Inspiration

Security Operations Centre analysts spend 40-60% of their time not on active threat hunting, but on documentation — triaging alerts, writing incident reports, mapping techniques, extracting indicators. We watched SOC workflows firsthand and realized the bottleneck wasn't detection. Splunk already surfaces the alerts. The bottleneck was everything that happens after the alert fires. We built ThreatBrief to automate that entire post-detection workflow using a multi-agent AI pipeline so analysts can focus entirely on response.

What it does

ThreatBrief ingests raw security alerts from Splunk Enterprise and runs them through a five-agent AI pipeline powered by NVIDIA NIM. The system automatically triages alert severity, maps events to MITRE ATT&CK techniques, extracts Indicators of Compromise, reconstructs a chronological attack timeline, and generates a structured incident brief with an executive summary, technical narrative, recommended response actions, and a confidence score.

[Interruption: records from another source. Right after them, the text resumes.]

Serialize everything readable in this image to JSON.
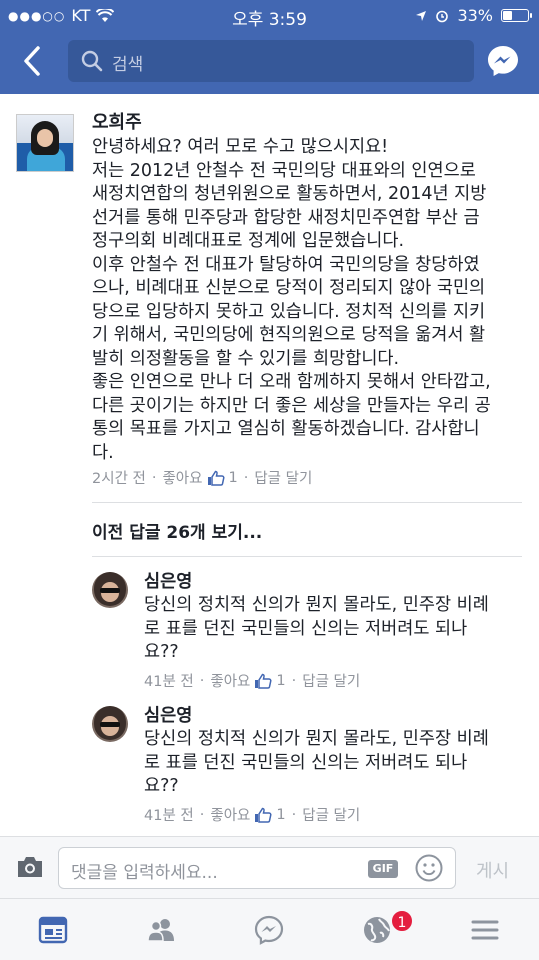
{
  "status_bar": {
    "carrier": "KT",
    "time": "오후 3:59",
    "battery": "33%",
    "battery_level": 0.33
  },
  "nav": {
    "search_placeholder": "검색",
    "icons": [
      "back-arrow-icon",
      "search-icon",
      "messenger-icon"
    ]
  },
  "post": {
    "author": "오희주",
    "text": "안녕하세요? 여러 모로 수고 많으시지요!\n저는 2012년 안철수 전 국민의당 대표와의 인연으로\n새정치연합의 청년위원으로 활동하면서, 2014년 지방\n선거를 통해 민주당과 합당한 새정치민주연합 부산 금\n정구의회 비례대표로 정계에 입문했습니다.\n이후 안철수 전 대표가 탈당하여 국민의당을 창당하였\n으나, 비례대표 신분으로 당적이 정리되지 않아 국민의\n당으로 입당하지 못하고 있습니다. 정치적 신의를 지키\n기 위해서, 국민의당에 현직의원으로 당적을 옮겨서 활\n발히 의정활동을 할 수 있기를 희망합니다.\n좋은 인연으로 만나 더 오래 함께하지 못해서 안타깝고,\n다른 곳이기는 하지만 더 좋은 세상을 만들자는 우리 공\n통의 목표를 가지고 열심히 활동하겠습니다. 감사합니\n다.",
    "time": "2시간 전",
    "like_label": "좋아요",
    "like_count": "1",
    "reply_label": "답글 달기",
    "view_previous": "이전 답글 26개 보기..."
  },
  "replies": [
    {
      "author": "심은영",
      "text": "당신의 정치적 신의가 뭔지 몰라도, 민주장 비례\n로 표를 던진 국민들의 신의는 저버려도 되나\n요??",
      "time": "41분 전",
      "like_label": "좋아요",
      "like_count": "1",
      "reply_label": "답글 달기"
    },
    {
      "author": "심은영",
      "text": "당신의 정치적 신의가 뭔지 몰라도, 민주장 비례\n로 표를 던진 국민들의 신의는 저버려도 되나\n요??",
      "time": "41분 전",
      "like_label": "좋아요",
      "like_count": "1",
      "reply_label": "답글 달기"
    }
  ],
  "comment_bar": {
    "placeholder": "댓글을 입력하세요...",
    "gif_label": "GIF",
    "post_label": "게시"
  },
  "tab_bar": {
    "tabs": [
      "news-feed-icon",
      "friends-icon",
      "messenger-icon",
      "notifications-globe-icon",
      "menu-icon"
    ],
    "notification_count": "1"
  },
  "colors": {
    "header": "#4267b2",
    "search_bg": "#365899",
    "text": "#1d2129",
    "meta": "#90949c",
    "active_tab": "#4267b2",
    "badge": "#e41e3f"
  }
}
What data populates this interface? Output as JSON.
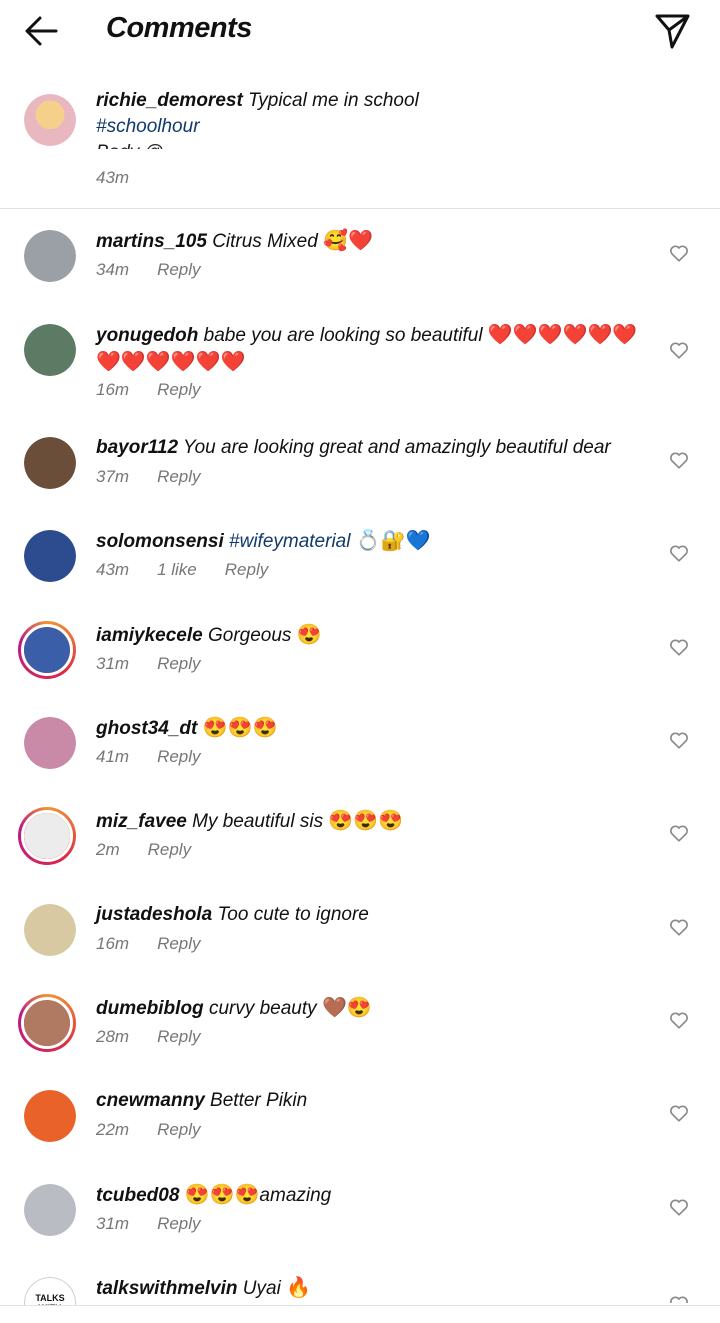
{
  "header": {
    "title": "Comments"
  },
  "caption": {
    "username": "richie_demorest",
    "text": "Typical me in school",
    "hashtag": "#schoolhour",
    "truncated": "Body @_ _ _ _ _ _ _ _ _ _",
    "time": "43m",
    "avatar_color": "#f2c46a"
  },
  "reply_label": "Reply",
  "comments": [
    {
      "username": "martins_105",
      "text": "Citrus Mixed",
      "emoji": "🥰❤️",
      "time": "34m",
      "likes": "",
      "avatar": "#9aa0a6",
      "story": false
    },
    {
      "username": "yonugedoh",
      "text": "babe you are looking so beautiful",
      "emoji": "❤️❤️❤️❤️❤️❤️",
      "emoji2": "❤️❤️❤️❤️❤️❤️",
      "time": "16m",
      "likes": "",
      "avatar": "#5c7a64",
      "story": false
    },
    {
      "username": "bayor112",
      "text": "You are looking great and amazingly beautiful dear",
      "emoji": "",
      "time": "37m",
      "likes": "",
      "avatar": "#6b4e3a",
      "story": false
    },
    {
      "username": "solomonsensi",
      "hashtag": "#wifeymaterial",
      "emoji": "💍🔐💙",
      "time": "43m",
      "likes": "1 like",
      "avatar": "#2d4b8f",
      "story": false
    },
    {
      "username": "iamiykecele",
      "text": "Gorgeous",
      "emoji": "😍",
      "time": "31m",
      "likes": "",
      "avatar": "#3a5fa8",
      "story": true
    },
    {
      "username": "ghost34_dt",
      "text": "",
      "emoji": "😍😍😍",
      "time": "41m",
      "likes": "",
      "avatar": "#c88aa6",
      "story": false
    },
    {
      "username": "miz_favee",
      "text": "My beautiful sis",
      "emoji": "😍😍😍",
      "time": "2m",
      "likes": "",
      "avatar": "#ececec",
      "story": true
    },
    {
      "username": "justadeshola",
      "text": "Too cute to ignore",
      "emoji": "",
      "time": "16m",
      "likes": "",
      "avatar": "#d9c9a3",
      "story": false
    },
    {
      "username": "dumebiblog",
      "text": "curvy beauty",
      "emoji": "🤎😍",
      "time": "28m",
      "likes": "",
      "avatar": "#b07a62",
      "story": true
    },
    {
      "username": "cnewmanny",
      "text": "Better Pikin",
      "emoji": "",
      "time": "22m",
      "likes": "",
      "avatar": "#e8622a",
      "story": false
    },
    {
      "username": "tcubed08",
      "text": "amazing",
      "emoji_before": "😍😍😍",
      "time": "31m",
      "likes": "",
      "avatar": "#b9bcc2",
      "story": false
    },
    {
      "username": "talkswithmelvin",
      "text": "Uyai",
      "emoji": "🔥",
      "time": "",
      "likes": "",
      "avatar": "#ffffff",
      "avatar_text": "TALKS WITH",
      "story": false
    }
  ]
}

Analysts can then interrogate the brief directly via a natural language Q&A interface — asking questions like "what should I isolate first?" and receiving answers grounded in the specific incident data.

How we built it

The backend is built on FastAPI with a LangGraph StateGraph orchestrating five sequential agents — Ingestor, Triager, Enricher, Analyst, and Writer. Each agent calls NVIDIA NIM's Llama 3.1 70B model via an OpenAI-compatible SDK, with carefully engineered system prompts that return structured JSON output. The Splunk integration uses the Splunk Enterprise REST API on port 8089 for alert retrieval and the HTTP Event Collector on port 8088 for injecting mock scenarios. The frontend is React with Tailwind CSS in a dark SOC aesthetic, receiving real-time pipeline updates via Server-Sent Events. The entire stack runs locally to ensure no alert data leaves the environment.

Challenges we ran into

The biggest challenge was prompt reliability — getting NVIDIA NIM to consistently return valid structured JSON across all five agents without markdown fences, preamble, or hallucinated fields. We solved this by embedding strict output instructions in every system prompt and stripping markdown before parsing. The second challenge was SSE synchronization — ensuring the frontend pipeline stepper stayed in sync with actual agent execution without a database. We solved this with an in-memory job store polled every 500ms. Finally, Splunk Enterprise's REST API requires SSL with self-signed certificates locally, which required disabling SSL verification carefully without breaking production patterns.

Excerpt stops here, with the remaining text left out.